Les États-Unis refusent un visa au président palestinien Mahmoud Abbas avant l'Assemblée générale de l'ONU
Le département d'État américain a étendu les sanctions de voyage interdisant aux responsables de l'Autorité palestinienne de se rendre à New York, forçant Mahmoud Abbas à s'adresser à l'Assemblée générale de l'ONU à distance pour la deuxième année consécutive.
Sanctions de voyage étendues
Le département d'État américain a annoncé le 16 septembre 2026 qu'il prolongera les sanctions interdisant l'entrée aux membres de l'Organisation de libération de la Palestine et aux responsables de l'Autorité palestinienne. Une source proche du dossier a confirmé à l'Agence France-Presse que le président de l'Autorité palestinienne, Mahmoud Abbas, est concerné par cette décision. Ce refus empêche Abbas d'assister en personne à la prochaine Assemblée générale des Nations unies pour la deuxième année consécutive. Lors de l'assemblée de 2025, l'administration Trump lui avait également refusé un visa d'entrée, obligeant le dirigeant palestinien à prononcer son discours à distance par visioconférence.
Le département d'État, dirigé par le secrétaire d'État Marco Rubio, a refusé de commenter spécifiquement l'exclusion individuelle d'Abbas lorsqu'il a été interrogé, mais a confirmé que la dérogation existante pour le personnel notifié de la Mission d'observation de l'OLP auprès des Nations unies reste active. Cette dérogation permet à une délégation palestinienne restreinte de maintenir une présence administrative au siège de New York tout en interdisant aux hauts responsables de se rendre aux États-Unis.
En raison de leur incapacité à mener des réformes, contrairement aux engagements pris envers les États-Unis, et de leurs activités continues qui compromettent les perspectives de paix, les États-Unis étendront les sanctions refusant les visas aux membres de l'OLP et aux responsables de l'Autorité palestinienne.
Griefs spécifiques cités par Washington
Dans des déclarations officielles, Washington a justifié le refus de visa par l'intérêt national et le désir d'imposer des conséquences à la direction palestinienne.
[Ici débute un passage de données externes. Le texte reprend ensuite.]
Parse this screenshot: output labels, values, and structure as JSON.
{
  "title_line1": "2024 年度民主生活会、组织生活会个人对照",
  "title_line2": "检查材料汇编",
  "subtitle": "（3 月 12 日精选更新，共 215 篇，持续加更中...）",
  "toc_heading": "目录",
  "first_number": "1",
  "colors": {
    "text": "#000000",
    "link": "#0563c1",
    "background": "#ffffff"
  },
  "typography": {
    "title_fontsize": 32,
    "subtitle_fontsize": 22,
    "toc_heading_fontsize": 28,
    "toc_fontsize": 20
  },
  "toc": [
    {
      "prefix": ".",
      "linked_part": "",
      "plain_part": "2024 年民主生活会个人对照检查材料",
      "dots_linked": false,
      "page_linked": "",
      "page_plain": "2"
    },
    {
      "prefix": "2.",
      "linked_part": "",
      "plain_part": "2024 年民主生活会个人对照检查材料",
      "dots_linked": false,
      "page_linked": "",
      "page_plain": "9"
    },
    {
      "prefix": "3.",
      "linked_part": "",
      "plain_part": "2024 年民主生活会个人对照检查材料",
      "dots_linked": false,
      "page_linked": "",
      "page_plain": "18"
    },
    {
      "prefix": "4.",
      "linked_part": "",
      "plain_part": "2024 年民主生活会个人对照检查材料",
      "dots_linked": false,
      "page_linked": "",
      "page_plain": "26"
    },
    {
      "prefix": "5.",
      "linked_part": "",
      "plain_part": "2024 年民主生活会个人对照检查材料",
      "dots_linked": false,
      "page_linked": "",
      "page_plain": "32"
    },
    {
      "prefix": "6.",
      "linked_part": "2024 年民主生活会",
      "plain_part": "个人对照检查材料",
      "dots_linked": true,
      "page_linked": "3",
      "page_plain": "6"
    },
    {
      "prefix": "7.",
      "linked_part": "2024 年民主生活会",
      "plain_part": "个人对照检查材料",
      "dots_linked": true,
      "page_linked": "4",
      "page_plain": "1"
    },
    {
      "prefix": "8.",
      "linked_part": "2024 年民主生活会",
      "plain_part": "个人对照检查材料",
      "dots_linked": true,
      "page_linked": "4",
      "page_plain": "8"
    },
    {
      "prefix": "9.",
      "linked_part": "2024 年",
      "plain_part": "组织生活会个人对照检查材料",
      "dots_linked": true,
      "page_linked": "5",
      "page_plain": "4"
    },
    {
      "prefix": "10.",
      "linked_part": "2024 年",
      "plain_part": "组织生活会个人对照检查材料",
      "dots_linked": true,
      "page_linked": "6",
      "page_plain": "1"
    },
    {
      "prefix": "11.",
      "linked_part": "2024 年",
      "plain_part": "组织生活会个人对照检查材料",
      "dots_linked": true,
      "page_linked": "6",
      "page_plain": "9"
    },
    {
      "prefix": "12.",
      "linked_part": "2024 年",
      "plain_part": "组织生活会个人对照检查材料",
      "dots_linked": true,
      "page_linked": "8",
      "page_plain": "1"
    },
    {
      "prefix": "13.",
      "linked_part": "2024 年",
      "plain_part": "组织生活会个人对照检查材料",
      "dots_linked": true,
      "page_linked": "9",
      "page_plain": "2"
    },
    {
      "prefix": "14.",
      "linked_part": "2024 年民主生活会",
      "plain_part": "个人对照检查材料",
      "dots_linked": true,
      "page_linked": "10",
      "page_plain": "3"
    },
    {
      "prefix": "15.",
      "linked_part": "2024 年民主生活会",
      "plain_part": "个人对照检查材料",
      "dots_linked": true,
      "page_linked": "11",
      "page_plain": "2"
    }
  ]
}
Le département d'État a déclaré que l'Autorité palestinienne n'avait pas tenu les engagements de réforme de gouvernance convenus précédemment avec les États-Unis. En outre, les diplomates américains ont cité les initiatives de la direction palestinienne visant à internationaliser le conflit avec Israël, attirant particulièrement l'attention sur les affaires portées devant la Cour pénale internationale et la Cour internationale de justice.
Les États-Unis ont également reproché à l'Autorité palestinienne de chercher une reconnaissance diplomatique unilatérale de l'État palestinien plutôt que de poursuivre des négociations de paix bilatérales. Le département d'État a en outre accusé l'Autorité palestinienne et l'OLP de continuer à allouer des allocations à des individus impliqués dans des attaques militantes, tout en glorifiant les terroristes et les actes violents dans les déclarations publiques officielles et les manuels scolaires.
Divisions internationales et calendrier à l'ONU
Le refus de visa américain place Washington en désaccord avec plusieurs partenaires internationaux concernant le statut de la représentation palestinienne. En 2025, 142 États membres des Nations unies ont soutenu une initiative en faveur de l'État palestinien à l'issue d'une conférence sur la solution à deux États coprésidée par la France et l'Arabie saoudite, la France reconnaissant formellement un État palestinien aux Nations unies.
- Israël occupe la Cisjordanie
- Le Hamas attaque Israël, déclenchant la guerre dans la bande de Gaza
- 142 États membres de l'ONU soutiennent un État palestinien tandis que les États-Unis bloquent Abbas à l'AGNU
- Le département d'État américain étend les sanctions de voyage contre les responsables de l'OLP et de l'Autorité palestinienne
- Débat général de l'Assemblée générale des Nations unies à New York
Les restrictions de visa renouvelées coïncident avec une augmentation de la violence des colons contre les Palestiniens en Cisjordanie ces derniers mois. Israël occupe la Cisjordanie depuis 1967, et la violence dans tout le territoire s'est intensifiée après l'attaque du Hamas le 7 octobre 2023, qui a déclenché la guerre dans la bande de Gaza. Le gouvernement américain a fait part de son opposition à toute annexion formelle du territoire palestinien. Abbas ne pourra pas s'adresser en personne aux dirigeants du monde lors du débat général de l'Assemblée générale des Nations unies, qui se tient du 22 au 28 septembre 2026 à New York.